IOE - Faculty of Education and Society


Anxiety has increased for individuals with Special Educational Needs and Disabilities

12 February 2021

Individuals with Special Educational Needs and Disabilities (SEND) and their siblings have suffered from increased anxiety since the first UK national lockdown, new research led by UCL Institute of Education (IOE) shows.

Siblings standing looking at a lake with their backs to a camera

The researchers found that levels of anxiety were not predicted by age, gender or health. Instead, the levels of anxiety in the individuals with SEND were predicted by awareness about COVID-19, diagnosis of an existing anxiety disorder as well as parental anxiety, though this was not the case for their typically developing siblings.

The researchers suggest that the complexity of the current events and the associated rules of these events might be more difficult to be comprehended by individuals with SEND, leading to more stressful and anxious feelings which in the long-term could lead to higher anxiety.
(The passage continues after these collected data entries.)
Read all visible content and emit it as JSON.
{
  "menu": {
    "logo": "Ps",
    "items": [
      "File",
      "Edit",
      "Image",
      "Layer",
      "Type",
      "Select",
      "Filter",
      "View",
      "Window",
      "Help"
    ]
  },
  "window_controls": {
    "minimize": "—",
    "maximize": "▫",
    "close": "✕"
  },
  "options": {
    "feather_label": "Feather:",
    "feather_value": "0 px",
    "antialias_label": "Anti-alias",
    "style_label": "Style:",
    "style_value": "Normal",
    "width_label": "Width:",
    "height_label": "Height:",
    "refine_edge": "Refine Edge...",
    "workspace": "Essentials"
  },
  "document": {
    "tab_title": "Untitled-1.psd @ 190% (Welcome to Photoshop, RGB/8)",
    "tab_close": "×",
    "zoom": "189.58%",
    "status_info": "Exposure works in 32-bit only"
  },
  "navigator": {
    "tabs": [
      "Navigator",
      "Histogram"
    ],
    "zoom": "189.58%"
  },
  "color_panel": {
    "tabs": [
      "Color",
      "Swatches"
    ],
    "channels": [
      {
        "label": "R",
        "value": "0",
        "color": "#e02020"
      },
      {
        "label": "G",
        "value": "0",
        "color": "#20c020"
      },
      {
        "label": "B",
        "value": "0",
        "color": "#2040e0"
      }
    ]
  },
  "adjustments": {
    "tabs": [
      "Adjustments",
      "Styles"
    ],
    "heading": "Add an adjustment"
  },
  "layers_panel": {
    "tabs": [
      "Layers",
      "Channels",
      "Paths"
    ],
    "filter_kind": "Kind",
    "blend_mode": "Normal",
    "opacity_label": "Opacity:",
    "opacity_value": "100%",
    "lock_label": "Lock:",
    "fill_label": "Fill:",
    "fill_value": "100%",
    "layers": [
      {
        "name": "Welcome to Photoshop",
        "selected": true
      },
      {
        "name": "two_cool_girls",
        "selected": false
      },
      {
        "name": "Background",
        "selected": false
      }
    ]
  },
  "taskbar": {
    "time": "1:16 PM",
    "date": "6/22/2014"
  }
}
The team, which included academics from the IOE, the University of Fribourg, the University of Geneva, Durham University, the University of Warwick, the University of Edinburgh and Unidistance Suisse, examined wellbeing and anxiety at different time points and included a control group matched for family situation. Parents of 402 individuals with SEND reported on their own anxiety and wellbeing as well as that of their son or daughter at three time points (before COVID-19, when COVID-19 pandemic started, and during the national lockdown). In addition, within these families data from 186 typically developing siblings was obtained.

Typically developing siblings were reported to increasingly worry about social related issues as well as family related issues, those with SEND were reported to worry about issues related to school closures. Both groups grew more concerned about changes in routine over time. However, this worry was greater in individuals with SEND than their siblings.
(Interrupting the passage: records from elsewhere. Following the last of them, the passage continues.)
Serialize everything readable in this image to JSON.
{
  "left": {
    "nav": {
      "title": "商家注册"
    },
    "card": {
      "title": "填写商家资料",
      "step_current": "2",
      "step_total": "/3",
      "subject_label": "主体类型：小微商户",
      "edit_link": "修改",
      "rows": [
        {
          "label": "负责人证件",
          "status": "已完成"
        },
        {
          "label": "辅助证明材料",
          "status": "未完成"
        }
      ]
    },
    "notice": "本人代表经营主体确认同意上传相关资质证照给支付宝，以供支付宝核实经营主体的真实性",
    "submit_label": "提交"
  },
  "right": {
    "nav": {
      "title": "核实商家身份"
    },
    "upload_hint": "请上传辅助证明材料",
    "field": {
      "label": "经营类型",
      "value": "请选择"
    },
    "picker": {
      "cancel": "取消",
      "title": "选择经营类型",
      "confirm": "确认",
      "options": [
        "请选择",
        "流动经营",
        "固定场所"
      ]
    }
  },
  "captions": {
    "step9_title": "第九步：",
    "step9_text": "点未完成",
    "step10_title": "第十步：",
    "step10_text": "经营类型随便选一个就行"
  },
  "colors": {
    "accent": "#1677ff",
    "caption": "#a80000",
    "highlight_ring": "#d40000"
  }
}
Both groups grew increasingly worried about not being able to meet friends. However, this was a greater concern for typically developing children rather than their siblings with SEND.

Dr Jo Van Herwegen, project co-lead, said: “Our research shows that COVID-19 impacts the wellbeing of those with SEND differently to that of their typically developing siblings and that school closures have a particular effect on this group. Our data suggest that both groups would benefit from attending schools and activity centres during current and future lockdowns.
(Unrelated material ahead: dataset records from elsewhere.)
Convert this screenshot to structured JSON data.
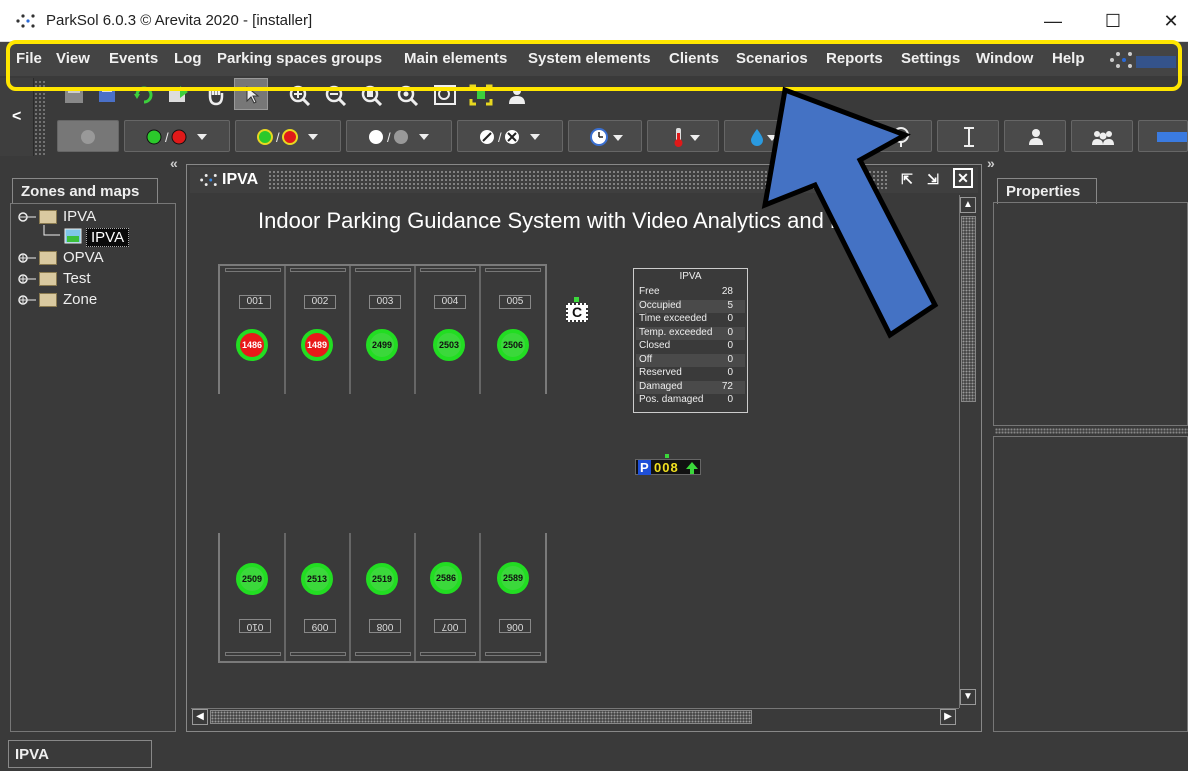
{
  "window": {
    "title": "ParkSol 6.0.3 © Arevita 2020 - [installer]",
    "controls": {
      "minimize": "—",
      "maximize": "☐",
      "close": "✕"
    }
  },
  "menu": {
    "items": [
      "File",
      "View",
      "Events",
      "Log",
      "Parking spaces groups",
      "Main elements",
      "System elements",
      "Clients",
      "Scenarios",
      "Reports",
      "Settings",
      "Window",
      "Help"
    ]
  },
  "side_toggle": {
    "label": "<"
  },
  "zones_panel": {
    "tab": "Zones and maps",
    "tree": [
      {
        "label": "IPVA",
        "children": [
          {
            "label": "IPVA",
            "selected": true
          }
        ]
      },
      {
        "label": "OPVA"
      },
      {
        "label": "Test"
      },
      {
        "label": "Zone"
      }
    ]
  },
  "map_window": {
    "title": "IPVA",
    "heading": "Indoor Parking Guidance System with Video Analytics and LPR",
    "top_slots": [
      {
        "label": "001",
        "sensor": "1486",
        "status": "red"
      },
      {
        "label": "002",
        "sensor": "1489",
        "status": "red"
      },
      {
        "label": "003",
        "sensor": "2499",
        "status": "green"
      },
      {
        "label": "004",
        "sensor": "2503",
        "status": "green"
      },
      {
        "label": "005",
        "sensor": "2506",
        "status": "green"
      }
    ],
    "bottom_slots": [
      {
        "label": "010",
        "sensor": "2509",
        "status": "green"
      },
      {
        "label": "009",
        "sensor": "2513",
        "status": "green"
      },
      {
        "label": "008",
        "sensor": "2519",
        "status": "green"
      },
      {
        "label": "007",
        "sensor": "2586",
        "status": "green"
      },
      {
        "label": "006",
        "sensor": "2589",
        "status": "green"
      }
    ],
    "stats": {
      "title": "IPVA",
      "rows": [
        {
          "label": "Free",
          "value": "28"
        },
        {
          "label": "Occupied",
          "value": "5"
        },
        {
          "label": "Time exceeded",
          "value": "0"
        },
        {
          "label": "Temp. exceeded",
          "value": "0"
        },
        {
          "label": "Closed",
          "value": "0"
        },
        {
          "label": "Off",
          "value": "0"
        },
        {
          "label": "Reserved",
          "value": "0"
        },
        {
          "label": "Damaged",
          "value": "72"
        },
        {
          "label": "Pos. damaged",
          "value": "0"
        }
      ]
    },
    "counter_display": {
      "prefix": "P",
      "value": "008"
    },
    "controller_label": "C"
  },
  "properties_panel": {
    "tab": "Properties"
  },
  "statusbar": {
    "text": "IPVA"
  },
  "colors": {
    "highlight": "#ffe600",
    "arrow": "#4472c4",
    "occupied": "#e81919",
    "free": "#3bd83b"
  }
}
“We also want to look further at parents’ and carers’ mental health as it can help understand how parental high anxiety leads to higher anxiety in their children and impacts the parent-child relationship.”

The researchers are continuing to study how individuals with special needs and their parents are coping with the COVID-19 crisis, particularly how parents and carers and their children are experiencing the pandemic in terms of health issues, coping with stress and social distancing.